Ciega, y sin sentido del oído; aunque este segundo padecer era bajo mi consentimiento y mi constante esfuerzo, pues no me interesaba escuchar las voces en mi interior, no las quería, te quería a ti y ellas solo pasaban el tiempo gritando: vete. Sólo me interesaba el tacto, a tu lado creo que fue mi sentido favorito; sentir, sentirte: sentir tus manos, tu piel, tus labios en mí, tu respiración. Era todo, eso era todo, mi todo. Estabas, ‘querías estar’ no había nada más. No al menos algo que me interesara. ‘Estabas ahí’, estaba ahí, ‘estábamos’. ¿Qué más podría importarme?
Vaya cagada.
Estaba jodida (y lo sabía, creo eso es lo peor de todo esto),
La culpa es mía, no tuya, no de alguien más. Éramos tú y yo (aun siento emoción al leer algo que nunca fue). El problema es que estuve, estuve demasiado para variar, estuve por completo, completa, tanto que al final deje de estar. Me silencié, me ignoré, me perdí. Me perdí para tenerte. Por tener algo que nunca quiso pertenecer. Me olvide de esa ley de vida: Poseer algo, cualquier cosa, es un vano padecimiento. Aunque yo nunca quise poseerte, te quise libre pero conmigo, disfruto tanto la libertad que no podría quitarla, porque vamos, sería uno más de mis padecimientos y de esos tengo hasta para regalar.

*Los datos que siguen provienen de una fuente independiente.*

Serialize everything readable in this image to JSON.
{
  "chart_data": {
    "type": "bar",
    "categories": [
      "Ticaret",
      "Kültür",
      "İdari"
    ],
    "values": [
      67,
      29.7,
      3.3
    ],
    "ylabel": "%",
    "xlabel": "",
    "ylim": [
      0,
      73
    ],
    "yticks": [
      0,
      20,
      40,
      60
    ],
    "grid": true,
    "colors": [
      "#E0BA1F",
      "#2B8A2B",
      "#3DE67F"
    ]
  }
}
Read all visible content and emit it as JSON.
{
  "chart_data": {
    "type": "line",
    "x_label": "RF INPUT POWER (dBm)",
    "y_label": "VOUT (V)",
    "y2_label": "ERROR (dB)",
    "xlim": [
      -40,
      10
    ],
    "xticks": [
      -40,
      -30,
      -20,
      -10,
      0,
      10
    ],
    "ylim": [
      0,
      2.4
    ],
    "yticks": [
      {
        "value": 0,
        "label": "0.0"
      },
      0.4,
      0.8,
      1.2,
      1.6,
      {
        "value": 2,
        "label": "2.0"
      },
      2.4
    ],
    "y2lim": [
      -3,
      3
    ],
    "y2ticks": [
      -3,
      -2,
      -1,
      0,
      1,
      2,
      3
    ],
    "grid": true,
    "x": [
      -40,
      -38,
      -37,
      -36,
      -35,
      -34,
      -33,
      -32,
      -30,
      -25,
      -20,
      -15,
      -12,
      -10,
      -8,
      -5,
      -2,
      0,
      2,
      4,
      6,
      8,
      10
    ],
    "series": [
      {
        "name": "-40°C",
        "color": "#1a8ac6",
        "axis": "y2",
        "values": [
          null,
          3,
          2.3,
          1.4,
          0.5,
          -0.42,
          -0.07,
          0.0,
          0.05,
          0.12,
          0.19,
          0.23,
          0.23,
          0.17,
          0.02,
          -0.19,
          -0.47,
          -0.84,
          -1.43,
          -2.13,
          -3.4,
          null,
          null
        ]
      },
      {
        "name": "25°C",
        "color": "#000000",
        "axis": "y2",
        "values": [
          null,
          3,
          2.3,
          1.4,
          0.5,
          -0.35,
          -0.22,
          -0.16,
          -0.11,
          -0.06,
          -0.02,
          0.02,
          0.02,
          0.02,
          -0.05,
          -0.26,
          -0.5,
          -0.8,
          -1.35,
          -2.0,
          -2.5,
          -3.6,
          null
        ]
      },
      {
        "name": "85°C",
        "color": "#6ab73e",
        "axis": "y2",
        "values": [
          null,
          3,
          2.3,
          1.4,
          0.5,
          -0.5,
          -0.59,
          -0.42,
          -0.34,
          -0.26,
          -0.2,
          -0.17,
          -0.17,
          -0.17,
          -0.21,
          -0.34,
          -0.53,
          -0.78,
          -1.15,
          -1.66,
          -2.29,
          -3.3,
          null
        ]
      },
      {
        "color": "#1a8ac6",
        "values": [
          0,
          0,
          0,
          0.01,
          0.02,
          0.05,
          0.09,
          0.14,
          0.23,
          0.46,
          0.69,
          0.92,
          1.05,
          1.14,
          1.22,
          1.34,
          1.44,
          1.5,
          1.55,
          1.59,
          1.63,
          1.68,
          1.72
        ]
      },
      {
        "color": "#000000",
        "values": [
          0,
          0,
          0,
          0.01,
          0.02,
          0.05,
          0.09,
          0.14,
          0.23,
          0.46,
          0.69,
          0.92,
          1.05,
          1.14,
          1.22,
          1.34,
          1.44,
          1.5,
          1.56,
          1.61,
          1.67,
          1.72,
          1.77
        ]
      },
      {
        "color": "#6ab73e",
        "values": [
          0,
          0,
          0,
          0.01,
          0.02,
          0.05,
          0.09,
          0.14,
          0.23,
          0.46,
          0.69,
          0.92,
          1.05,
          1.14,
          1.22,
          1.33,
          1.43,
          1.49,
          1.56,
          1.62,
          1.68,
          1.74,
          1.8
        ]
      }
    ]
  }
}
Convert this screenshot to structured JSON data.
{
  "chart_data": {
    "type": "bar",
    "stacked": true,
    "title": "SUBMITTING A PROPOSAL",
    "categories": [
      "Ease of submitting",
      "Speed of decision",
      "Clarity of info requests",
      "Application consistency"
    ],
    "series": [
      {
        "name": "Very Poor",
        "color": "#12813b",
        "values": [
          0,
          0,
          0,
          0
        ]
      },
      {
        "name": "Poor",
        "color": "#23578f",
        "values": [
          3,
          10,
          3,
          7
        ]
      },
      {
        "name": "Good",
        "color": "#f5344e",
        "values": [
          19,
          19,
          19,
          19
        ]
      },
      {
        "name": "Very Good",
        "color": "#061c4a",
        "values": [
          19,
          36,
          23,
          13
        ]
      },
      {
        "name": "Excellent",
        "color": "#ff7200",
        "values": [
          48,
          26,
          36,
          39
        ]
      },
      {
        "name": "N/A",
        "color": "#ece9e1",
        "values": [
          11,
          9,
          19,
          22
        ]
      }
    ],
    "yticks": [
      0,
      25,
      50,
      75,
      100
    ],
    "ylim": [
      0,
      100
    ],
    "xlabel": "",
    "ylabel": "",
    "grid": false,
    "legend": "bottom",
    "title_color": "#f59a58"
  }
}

Sin embargo, me enfermé, digamos que algo en mi despertó, pero no para ser amable, no para ser una buena compañía sino para ser un peso. Es increíble lo que un simple acto de supervivencia pudo ocasionar. Ahora vendría bien dejar de joderme, de mandarme a la basura para ser escupida, para escupirme también, joder; para limpiarme toda esta porquería que siento encima. Necesito ver, necesito encontrar el camino que por ciega perdí. Entonces es así como termina. Necesito escuchar las voces de mi interior, espero que al tener por fin esa oportunidad se cansen y dejen de hablarme, de ti.